In 1956 Woollett was appointed chief engineer, with the temporary rank of Colonel, for the Operation Grapple thermonuclear tests held on Christmas Island. A significant engineering operation was required to construct infrastructure on the island to support testing, particularly after the target site was moved to Christmas Island from the more distant Malden Island. Woollett was appointed a Commander of the Order of the British Empire in the 1958 New Year Honours for his work on Grapple. After the tests he was appointed General Staff Officer (Grade 1) with responsibility for planning at the headquarters of the NATO Northern Army Group and was then an instructor at the United States Army Command and General Staff College. His marriage was dissolved in 1957 and he married Helen Wendy Willis in 1959. Woollett was promoted to colonel on 5 November 1959 and was afterwards deputy quartermaster general, with responsibility for movement of supplies, with the British Army of the Rhine.

== Senior roles ==
Woollett was promoted to brigadier on 31 August 1964 and appointed commandant of the Transportation Training Centre at Longmoor, Hampshire. He commanded the centre during its conversion into the Army School of Transport and transfer from the Royal Engineers to the Royal Corps of Transport in 1965. After the transfer of the school Woollett was placed on the supernumerary list until he was appointed deputy engineer-in-chief to the British Army in 1966. On 7 September 1967 he was appointed chief engineer to the British Army of the Rhine, initially with the acting rank of major-general, but on 30 October he was promoted to the substantive rank. Woollett left the position on 9 September 1970 and retired from the army on 3 December.
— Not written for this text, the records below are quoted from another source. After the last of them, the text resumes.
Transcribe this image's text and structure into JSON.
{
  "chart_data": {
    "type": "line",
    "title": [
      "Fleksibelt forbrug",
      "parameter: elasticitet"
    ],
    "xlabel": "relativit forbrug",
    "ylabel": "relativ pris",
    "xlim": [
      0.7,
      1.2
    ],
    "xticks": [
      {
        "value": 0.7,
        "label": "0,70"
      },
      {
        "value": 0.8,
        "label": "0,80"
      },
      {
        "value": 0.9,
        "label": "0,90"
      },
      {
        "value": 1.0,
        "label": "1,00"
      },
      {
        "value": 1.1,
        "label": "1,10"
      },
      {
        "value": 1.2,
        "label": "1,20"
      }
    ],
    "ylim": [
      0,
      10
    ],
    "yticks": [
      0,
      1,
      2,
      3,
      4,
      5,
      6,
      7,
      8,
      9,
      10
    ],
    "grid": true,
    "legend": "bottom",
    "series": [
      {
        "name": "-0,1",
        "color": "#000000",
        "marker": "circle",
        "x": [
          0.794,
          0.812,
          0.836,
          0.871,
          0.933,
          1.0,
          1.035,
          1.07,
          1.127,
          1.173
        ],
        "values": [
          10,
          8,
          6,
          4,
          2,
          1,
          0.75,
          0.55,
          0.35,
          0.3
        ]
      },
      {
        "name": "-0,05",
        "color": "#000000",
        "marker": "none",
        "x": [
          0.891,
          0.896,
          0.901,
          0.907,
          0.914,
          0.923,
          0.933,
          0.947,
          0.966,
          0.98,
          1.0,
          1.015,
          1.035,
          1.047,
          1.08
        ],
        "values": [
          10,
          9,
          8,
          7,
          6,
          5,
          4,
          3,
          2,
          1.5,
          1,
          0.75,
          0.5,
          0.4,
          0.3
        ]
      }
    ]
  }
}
In retirement Woollett worked as a principal planning inspector for the Department of the Environment, holding the post from 1971 until 1987. Between 1981 and 1985 he sat on the panel of independent planning inspectors. Woollett was appointed to the honorary role of Colonel Commandant of the Royal Engineers in 1974 and held the position until 25 March 1978. Between 1974 and 1979 he was president of the Institution of Royal Engineers. One of his achievements in this role was to initiate the establishment of the Royal Engineers Historical Society in December 1979. Woollett also skippered Royal Engineers' Yacht Club vessels in numerous races including two Fastnet Races.

Woollett's second wife died on 15 August 2003, and he himself died on 30 May 2007.